The code essentially sets up an additive model to analyze the effect of the treatment (treat), the period of administration (period), and individual differences between subjects (subject) on the VAS scores. The attach() function allows us to reference ashina column names without specifying ashina$ each time. This additive model is designed to capture the effects of the treatment, period, and subject (individual differences) on the VAS score.

(Intercept): This is the baseline level (subject 1) when treat and period are set to their baseline levels. The estimate of -113.06 suggests a VAS score starting point (when all factors are at baseline) and is significantly different from zero (Pr(>|t|) < 0.001).
Subject Coefficients (subject2, subject3, etc.): These represent the difference in VAS score for each subject relative to the baseline subject (subject1). For instance:

  • subject2 has a coefficient of 51.50, indicating that their VAS score is expected to be 51.50 higher than the baseline (subject1) after controlling for other factors. However, this estimate is not statistically significant (Pr(>|t|) = 0.190721).
  • Significant values have stars (e.g., subject3, subject4, etc.), indicating that these subjects’ VAS scores are significantly different from the baseline.

Treat: The treatment effect shows that moving from the placebo (coded as 0) to the active treatment (coded as 1) decreases the VAS score by -42.87. This effect is statistically significant (Pr(>|t|) = 0.005491), meaning the active treatment is likely effective in reducing the VAS score compared to placebo.
Period: This coefficient has NA for its estimate, standard error, t-value, and p-value. This suggests singularity, which occurs when there is perfect multicollinearity—meaning one or more predictor variables can be exactly predicted from others in the model. Here, period is likely collinear with other factors (like subject or treat), so it cannot be estimated separately. This often happens in repeated measures data where the model is over-specified.

Model Summary:
Residual standard error: This is the average distance that the observed VAS scores fall from the model’s predicted scores.
Multiple R-squared (0.7566): This indicates that approximately 75.66% of the variance in VAS scores is explained by the model.
Adjusted R-squared (0.4969): This adjusts for the number of predictors in the model. Here, it’s quite a bit lower, indicating that some predictors may not be adding substantial explanatory power.
F-statistic and p-value: The F-test evaluates the overall significance of the model. A p-value of 0.02229 indicates that, overall, the model fits the data better than a model with no predictors.

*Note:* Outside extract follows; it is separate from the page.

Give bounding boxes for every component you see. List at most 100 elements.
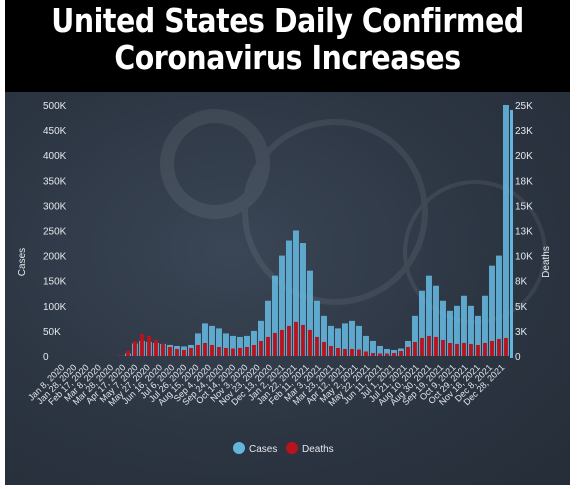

T-value: This is the calculated t-statistic, which measures the difference between the means relative to the variability in the data. A larger absolute t-value indicates a larger difference between the two groups.
P-value: A p-value of 0.005644 suggests that this difference is statistically significant at the 0.05 level (and even at the 0.01 level), meaning we reject the null hypothesis that there is no difference between the two treatments.
Confidence Interval: This confidence interval shows the range within which the true mean difference is likely to fall 95% of the time. Since both bounds of the interval are negative, this further indicates that the active treatment is associated with a reduction in VAS scores compared to the placebo.
Mean Difference: The mean difference between vas.active and vas.plac is -42.875. This aligns with the treatment effect in the linear model output, where the coefficient for treat was also around -42.87, indicating consistency between the two analyses.

Comparison between the t.tests and lm() models:
The paired t-test provides a direct comparison between the active and placebo treatments, while the additive model (from lm) also considers individual subject differences and the period of treatment. Both methods show a similar treatment effect, but the additive model gives additional insights by accounting for these extra factors.

These matrices show how each term (main effects and interaction) is represented in the design matrix for the respective model. The difference between ~ a * b and ~ a : b lies in which terms are included in the model:

~ a * b

  • This shorthand expands to ~ a + b + a:b.
  • It includes:
    • Main effects for both a and b (individual contributions of a and b to the response variable).
    • Interaction effect a:b (the combined effect of specific levels of a and b).
  • This formulation is useful when you want to assess both the independent effects of each factor and how they interact with each other.

~ a : b

  • This includes only the interaction term a:b.
  • It does not include main effects for a or b individually.
  • This model assumes that the effect of a and b on the response variable exists only through their interaction. It does not model the individual effects of a and b separately.

Model z ~ a * b: This is a more comprehensive model, including both main effects and interaction terms. It avoids singularities and allows for independent interpretation of each factor and their combined effects. Although none of the terms are statistically significant here, the model structure is more flexible and interpretable.

Model z ~ a : b: This model only includes the interaction between a and b without main effects, which led to a singularity (NA for a2:b2). It’s less robust and restricts interpretation, making it harder to assess the individual contributions of a and b.